The testimony of witness Schiebert alone would suffice to support a conviction; however, the testimony of this witness is supported by the testimony of witness Rowe, who testified that defendant had bought blades with which to cut hard steel from him near the time which the crime alleged was committed. For the reasons above stated, we find this assignment of error without merit.

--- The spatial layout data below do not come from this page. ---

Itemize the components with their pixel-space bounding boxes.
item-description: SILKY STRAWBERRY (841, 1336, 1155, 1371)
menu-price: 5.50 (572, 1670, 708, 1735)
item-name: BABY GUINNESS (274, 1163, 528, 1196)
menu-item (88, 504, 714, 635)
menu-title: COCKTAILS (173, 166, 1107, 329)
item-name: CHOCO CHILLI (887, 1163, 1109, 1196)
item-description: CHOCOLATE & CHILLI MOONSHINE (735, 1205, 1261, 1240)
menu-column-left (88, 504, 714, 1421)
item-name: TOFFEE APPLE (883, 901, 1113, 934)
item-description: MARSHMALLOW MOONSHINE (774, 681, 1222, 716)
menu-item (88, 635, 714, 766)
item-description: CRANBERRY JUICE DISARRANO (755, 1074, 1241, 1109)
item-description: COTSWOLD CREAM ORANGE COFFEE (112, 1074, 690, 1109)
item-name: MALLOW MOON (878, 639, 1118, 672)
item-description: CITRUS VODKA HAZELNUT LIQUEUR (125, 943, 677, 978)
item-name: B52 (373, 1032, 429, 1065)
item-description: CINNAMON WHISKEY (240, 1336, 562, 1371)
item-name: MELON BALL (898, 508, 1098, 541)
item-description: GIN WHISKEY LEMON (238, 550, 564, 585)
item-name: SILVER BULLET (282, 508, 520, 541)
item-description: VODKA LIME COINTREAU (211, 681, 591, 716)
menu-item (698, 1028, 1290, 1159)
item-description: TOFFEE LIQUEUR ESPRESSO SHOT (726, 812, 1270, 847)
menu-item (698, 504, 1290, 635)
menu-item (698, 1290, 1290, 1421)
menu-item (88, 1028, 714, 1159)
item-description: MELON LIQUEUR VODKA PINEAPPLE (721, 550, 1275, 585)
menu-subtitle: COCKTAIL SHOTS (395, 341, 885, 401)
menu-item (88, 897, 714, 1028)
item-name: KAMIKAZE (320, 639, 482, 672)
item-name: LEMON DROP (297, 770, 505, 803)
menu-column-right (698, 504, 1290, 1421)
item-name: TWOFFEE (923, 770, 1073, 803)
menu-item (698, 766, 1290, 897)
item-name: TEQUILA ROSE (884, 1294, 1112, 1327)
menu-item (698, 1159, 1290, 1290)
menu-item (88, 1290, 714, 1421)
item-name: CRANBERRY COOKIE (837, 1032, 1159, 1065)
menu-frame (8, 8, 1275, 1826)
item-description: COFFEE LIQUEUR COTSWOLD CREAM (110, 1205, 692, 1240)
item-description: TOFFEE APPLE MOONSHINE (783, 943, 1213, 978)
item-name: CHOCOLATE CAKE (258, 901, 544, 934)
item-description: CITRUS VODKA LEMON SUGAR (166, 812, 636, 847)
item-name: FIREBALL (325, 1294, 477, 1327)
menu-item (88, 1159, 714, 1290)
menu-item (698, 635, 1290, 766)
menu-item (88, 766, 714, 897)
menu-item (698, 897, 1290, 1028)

It is lastly contended that the Assistant District Attorney committed reversible and prejudicial error during cross-examination of defense witnesses and compounded this error during the closing arguments of the Assistant Prosecutor and that the trial court erred in refusing to grant a mistrial. A careful examination of the record on cross-examination of defense witnesses reflects that many of the questions propounded were not objected to at the time the question was asked and the answer received, and were matters to which counsel for defense alluded in his redirect examination and during closing argument. The same observation can be made with reference to portions of the closing argument of counsel for both the State and defense; however, we are of the opinion that in the light of the entire record, whether objected to or not, and when considered in connection with some of the closing argument of the Assistant Prosecutor which was objected to, the conduct of the Assistant District Attorney in both his examination of defense witnesses and in his argument to the jury was calculated to prejudice the jury against the defendant and to cause them to' impose a greater sentence than ordinarily would have been imposed. For this reason, the judgment and sentence appealed from must be modified in the interest of justice.

We are of the opinion, and therefore hold, in the light of the entire record, that the judgment and sentence fixing the punishment of defendant at five (5) years imprisonment should be modified to a term of two (2) years imprisonment in the State Penitentiary, and as so modified, the judgment and sentence is

Affirmed.

NIX, P. J. and BRETT, J., concur. 
      
      . Page 80 of the Casemade — “MR. OYLER: Comes now the defendant, Vanessa Bickerstaff, and challenges each and every and all of the jurors herein sitting for the reason that they are volunteer jurors, and that the defendant cannot get a fair and impartial trial before a jury of her peers in that these jurors are volunteer jurors.”